Jauh sebelum menikah, Zivanna Letisha Siregar sudah tahu bahwa pernikahannya kelak akan menjadi acara yang memungkinkan keluarga besarnya berkumpul dan bergembira. Itu sebabnya, bayangan ingin melakukan pesta di ruangan terbuka seperti taman atau pantai tak pernah singgah dalam benaknya. “Saya tahu persis jumlah keluarga saya cukup banyak dan pasti akan lebih nyaman bagi para sesepuh untuk datang ke acara pernikahan 'indoor',” kata Zivanna yang biasa dipanggil Zizi ini. Pesta di dalam gedung dengan dekorasi yang manis dan feminin seperti yang selalu dibayangkan itu terwujud saat pernikahannya dengan Haries Agrareza Harahap dilangsungkan pada Februari 2016 lalu. Nuansa elegan, feminin, dan manis hadir sempurna di seluruh rangkaian acara pernikahannya mulai dari hari pengajian, akad nikah, hingga resepsi pernikahan. “Saya beruntung sekali bertemu Tante Ina, dekorator pernikahan yang mengerti sekali apa keinginan saya,” katanya.

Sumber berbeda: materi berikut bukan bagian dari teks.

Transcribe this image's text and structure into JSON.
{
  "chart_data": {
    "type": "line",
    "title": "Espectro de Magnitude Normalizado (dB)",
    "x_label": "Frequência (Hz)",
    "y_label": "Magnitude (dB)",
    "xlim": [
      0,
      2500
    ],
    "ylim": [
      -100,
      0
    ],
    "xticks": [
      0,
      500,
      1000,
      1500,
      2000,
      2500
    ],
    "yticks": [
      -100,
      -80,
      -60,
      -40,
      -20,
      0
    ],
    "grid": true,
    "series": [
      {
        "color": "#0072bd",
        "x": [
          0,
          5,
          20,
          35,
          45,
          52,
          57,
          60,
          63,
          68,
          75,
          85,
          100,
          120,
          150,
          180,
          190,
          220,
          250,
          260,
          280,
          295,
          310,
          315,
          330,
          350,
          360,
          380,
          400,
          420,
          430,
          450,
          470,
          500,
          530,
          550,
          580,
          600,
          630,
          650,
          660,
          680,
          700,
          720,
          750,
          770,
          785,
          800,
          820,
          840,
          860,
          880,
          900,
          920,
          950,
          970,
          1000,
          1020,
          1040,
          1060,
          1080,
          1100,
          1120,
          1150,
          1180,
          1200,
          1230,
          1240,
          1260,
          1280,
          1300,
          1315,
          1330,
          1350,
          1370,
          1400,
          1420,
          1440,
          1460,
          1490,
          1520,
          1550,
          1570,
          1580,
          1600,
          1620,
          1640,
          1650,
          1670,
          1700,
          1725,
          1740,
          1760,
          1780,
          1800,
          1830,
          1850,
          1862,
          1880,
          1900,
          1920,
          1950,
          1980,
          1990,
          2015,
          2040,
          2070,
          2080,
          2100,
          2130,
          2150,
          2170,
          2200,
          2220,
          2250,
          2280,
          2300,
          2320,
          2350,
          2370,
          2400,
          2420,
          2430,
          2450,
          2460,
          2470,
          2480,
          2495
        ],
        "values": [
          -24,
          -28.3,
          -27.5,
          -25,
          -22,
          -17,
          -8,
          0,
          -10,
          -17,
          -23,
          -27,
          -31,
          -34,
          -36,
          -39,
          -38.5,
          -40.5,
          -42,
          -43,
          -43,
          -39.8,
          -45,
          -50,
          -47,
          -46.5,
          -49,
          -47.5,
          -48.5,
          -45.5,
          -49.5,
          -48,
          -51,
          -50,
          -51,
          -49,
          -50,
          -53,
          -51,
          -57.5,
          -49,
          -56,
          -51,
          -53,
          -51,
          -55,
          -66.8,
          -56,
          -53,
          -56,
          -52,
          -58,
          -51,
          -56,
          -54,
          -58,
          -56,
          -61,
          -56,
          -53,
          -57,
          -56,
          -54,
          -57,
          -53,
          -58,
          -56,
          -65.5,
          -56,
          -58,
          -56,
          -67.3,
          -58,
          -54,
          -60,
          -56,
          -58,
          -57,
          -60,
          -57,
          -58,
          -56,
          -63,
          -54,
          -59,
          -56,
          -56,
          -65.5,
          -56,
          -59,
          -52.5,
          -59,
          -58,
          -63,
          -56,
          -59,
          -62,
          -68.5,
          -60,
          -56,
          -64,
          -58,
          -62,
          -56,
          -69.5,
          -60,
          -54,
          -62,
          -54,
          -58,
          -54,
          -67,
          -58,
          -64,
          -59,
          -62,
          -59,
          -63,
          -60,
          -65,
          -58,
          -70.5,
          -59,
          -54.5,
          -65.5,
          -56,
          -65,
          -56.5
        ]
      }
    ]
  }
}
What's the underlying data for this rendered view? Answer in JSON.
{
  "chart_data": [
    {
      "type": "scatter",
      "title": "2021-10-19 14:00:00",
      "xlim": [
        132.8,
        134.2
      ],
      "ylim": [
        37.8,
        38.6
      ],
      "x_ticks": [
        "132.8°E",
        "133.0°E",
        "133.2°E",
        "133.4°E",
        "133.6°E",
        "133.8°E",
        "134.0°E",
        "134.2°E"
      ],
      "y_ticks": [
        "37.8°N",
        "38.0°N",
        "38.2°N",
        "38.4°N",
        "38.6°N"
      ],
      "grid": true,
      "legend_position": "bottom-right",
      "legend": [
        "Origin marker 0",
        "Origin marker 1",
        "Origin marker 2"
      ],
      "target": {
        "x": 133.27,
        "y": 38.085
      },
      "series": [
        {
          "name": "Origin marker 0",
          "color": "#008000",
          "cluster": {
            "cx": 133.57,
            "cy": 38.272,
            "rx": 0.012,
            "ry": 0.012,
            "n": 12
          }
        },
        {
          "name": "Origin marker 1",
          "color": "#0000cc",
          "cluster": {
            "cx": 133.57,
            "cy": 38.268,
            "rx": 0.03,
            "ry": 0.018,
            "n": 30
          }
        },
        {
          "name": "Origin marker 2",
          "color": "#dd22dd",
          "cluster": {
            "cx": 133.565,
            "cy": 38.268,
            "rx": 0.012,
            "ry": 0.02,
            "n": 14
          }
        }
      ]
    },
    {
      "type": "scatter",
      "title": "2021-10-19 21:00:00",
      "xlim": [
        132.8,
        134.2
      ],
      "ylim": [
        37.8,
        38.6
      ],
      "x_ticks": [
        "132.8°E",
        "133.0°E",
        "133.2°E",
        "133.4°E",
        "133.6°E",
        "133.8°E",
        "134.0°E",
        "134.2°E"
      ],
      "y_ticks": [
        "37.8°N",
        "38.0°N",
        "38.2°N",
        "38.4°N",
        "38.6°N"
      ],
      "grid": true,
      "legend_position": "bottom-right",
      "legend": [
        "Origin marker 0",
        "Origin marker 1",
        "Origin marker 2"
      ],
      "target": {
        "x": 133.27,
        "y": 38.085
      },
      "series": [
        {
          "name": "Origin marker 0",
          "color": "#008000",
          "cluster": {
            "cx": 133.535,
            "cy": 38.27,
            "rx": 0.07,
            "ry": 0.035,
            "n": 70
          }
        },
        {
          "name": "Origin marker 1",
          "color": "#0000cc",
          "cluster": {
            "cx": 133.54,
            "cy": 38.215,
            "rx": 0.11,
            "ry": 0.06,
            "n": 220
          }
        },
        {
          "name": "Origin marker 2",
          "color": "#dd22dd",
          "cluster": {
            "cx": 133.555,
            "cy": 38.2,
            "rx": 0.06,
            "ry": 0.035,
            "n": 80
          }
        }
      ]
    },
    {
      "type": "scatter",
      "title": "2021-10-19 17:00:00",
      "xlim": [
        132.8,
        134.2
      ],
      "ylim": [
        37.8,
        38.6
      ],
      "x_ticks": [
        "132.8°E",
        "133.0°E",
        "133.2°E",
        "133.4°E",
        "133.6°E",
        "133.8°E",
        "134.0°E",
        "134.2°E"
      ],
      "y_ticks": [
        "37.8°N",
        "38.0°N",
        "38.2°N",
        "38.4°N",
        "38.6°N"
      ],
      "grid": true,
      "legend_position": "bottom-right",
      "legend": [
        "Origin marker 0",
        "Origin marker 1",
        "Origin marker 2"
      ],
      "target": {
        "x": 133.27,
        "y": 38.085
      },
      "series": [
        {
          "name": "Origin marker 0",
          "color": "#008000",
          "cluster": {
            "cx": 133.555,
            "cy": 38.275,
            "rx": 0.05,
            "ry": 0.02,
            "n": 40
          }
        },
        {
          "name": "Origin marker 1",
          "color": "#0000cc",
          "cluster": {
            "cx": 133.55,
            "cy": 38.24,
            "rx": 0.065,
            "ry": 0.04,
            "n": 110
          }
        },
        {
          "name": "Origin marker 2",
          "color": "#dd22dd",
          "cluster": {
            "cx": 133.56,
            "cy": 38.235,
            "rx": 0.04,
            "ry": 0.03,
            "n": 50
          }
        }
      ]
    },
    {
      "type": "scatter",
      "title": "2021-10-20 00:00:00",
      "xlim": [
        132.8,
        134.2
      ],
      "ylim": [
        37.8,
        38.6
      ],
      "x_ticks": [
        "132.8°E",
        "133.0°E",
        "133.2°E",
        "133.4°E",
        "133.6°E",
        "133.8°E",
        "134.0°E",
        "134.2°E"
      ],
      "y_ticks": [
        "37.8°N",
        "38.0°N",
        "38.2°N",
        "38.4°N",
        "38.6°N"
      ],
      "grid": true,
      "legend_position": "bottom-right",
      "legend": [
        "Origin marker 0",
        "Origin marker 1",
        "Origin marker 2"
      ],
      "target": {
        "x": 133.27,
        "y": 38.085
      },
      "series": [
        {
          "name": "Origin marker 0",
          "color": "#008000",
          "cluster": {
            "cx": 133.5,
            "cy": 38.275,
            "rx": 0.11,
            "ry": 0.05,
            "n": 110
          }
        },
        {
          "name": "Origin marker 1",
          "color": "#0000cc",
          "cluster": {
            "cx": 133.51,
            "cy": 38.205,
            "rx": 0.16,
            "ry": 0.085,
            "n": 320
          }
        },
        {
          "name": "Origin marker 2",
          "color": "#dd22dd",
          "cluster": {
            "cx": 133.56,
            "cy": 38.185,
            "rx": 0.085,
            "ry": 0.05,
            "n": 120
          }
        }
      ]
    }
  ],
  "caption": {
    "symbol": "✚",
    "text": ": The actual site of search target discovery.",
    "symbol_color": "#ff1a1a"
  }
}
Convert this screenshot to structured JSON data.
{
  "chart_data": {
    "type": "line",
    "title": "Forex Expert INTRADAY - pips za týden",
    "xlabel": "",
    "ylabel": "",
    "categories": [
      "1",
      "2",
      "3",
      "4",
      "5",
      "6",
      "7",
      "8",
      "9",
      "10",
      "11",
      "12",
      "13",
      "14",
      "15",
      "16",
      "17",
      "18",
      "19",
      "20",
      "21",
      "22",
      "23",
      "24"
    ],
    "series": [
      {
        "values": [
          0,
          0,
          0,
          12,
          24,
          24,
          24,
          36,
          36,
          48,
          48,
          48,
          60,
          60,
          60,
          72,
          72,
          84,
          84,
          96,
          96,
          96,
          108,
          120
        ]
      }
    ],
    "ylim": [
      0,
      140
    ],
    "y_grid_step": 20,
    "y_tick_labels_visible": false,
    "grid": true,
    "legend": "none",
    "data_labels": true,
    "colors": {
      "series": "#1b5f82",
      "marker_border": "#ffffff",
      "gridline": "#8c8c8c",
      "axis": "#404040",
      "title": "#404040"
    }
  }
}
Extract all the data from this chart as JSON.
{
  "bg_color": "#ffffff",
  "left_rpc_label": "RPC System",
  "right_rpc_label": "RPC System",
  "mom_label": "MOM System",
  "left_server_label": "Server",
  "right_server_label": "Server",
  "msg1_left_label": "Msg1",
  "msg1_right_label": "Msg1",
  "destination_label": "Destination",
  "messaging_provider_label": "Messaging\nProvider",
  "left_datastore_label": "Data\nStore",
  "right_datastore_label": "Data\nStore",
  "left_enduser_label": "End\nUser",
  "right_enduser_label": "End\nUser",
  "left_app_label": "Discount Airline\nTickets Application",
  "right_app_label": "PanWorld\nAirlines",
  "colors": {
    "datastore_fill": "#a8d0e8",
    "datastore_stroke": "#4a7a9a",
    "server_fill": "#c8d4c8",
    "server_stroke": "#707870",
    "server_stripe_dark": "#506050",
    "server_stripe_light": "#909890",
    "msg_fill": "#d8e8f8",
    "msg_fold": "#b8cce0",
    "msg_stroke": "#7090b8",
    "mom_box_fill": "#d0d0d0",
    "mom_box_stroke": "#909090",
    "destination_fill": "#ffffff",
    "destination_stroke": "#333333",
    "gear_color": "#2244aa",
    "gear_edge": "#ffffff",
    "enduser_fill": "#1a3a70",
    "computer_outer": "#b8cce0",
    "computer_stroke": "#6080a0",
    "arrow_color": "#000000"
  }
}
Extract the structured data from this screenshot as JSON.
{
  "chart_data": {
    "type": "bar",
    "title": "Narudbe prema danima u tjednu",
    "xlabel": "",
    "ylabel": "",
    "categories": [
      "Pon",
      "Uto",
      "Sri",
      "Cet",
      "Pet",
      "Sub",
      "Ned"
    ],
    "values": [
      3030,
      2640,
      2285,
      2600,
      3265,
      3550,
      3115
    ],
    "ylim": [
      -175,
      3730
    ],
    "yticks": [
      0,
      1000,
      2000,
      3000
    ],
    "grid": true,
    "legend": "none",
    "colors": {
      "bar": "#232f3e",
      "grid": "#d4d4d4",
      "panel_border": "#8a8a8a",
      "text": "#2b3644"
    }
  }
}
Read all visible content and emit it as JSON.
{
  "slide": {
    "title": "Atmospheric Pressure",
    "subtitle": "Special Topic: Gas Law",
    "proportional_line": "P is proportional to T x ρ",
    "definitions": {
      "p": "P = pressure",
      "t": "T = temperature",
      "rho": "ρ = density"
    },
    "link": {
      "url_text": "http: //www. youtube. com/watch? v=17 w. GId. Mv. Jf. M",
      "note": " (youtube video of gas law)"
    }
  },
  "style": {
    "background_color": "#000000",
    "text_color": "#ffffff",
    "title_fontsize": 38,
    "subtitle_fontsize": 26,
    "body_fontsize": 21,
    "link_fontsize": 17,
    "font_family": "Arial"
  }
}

Persiapan mulai dilakukan Zizi setelah proses lamaran. “Setelah Arga melamar secara pribadi dan bertemu dengan keluarga, kami langsung membicarakan rangkaian pernikahan seperti apa yang akan kami pilih. Apakah itu tradisional atau nasional,” putri Indonesia yang kini menjadi presenter di sebuah televisi ini mengatakan. “Kebetulan kami berdua sama-sama keturunan Sumatera Utara. Marga saya Siregar dan suami saya bermarga Harahap. Karena cukup dominan, kedua keluarga sepakat melaksanakan rangkaian pernikahan dalam adat Tapanuli Selatan dan nasional,” jelas Zizi yang mendapat bantuan dari wedding organizer saat membuat konsep acara pernikahan nasional. “Rangkaian acara adat kami konsultasikan dengan seorang ahli adat yang masih memiliki hubungan keluarga sehingga acara bisa berjalan sesuai dengan pakem-pakem tradisional dari keluarga kami berdua,” kata Zizi lagi.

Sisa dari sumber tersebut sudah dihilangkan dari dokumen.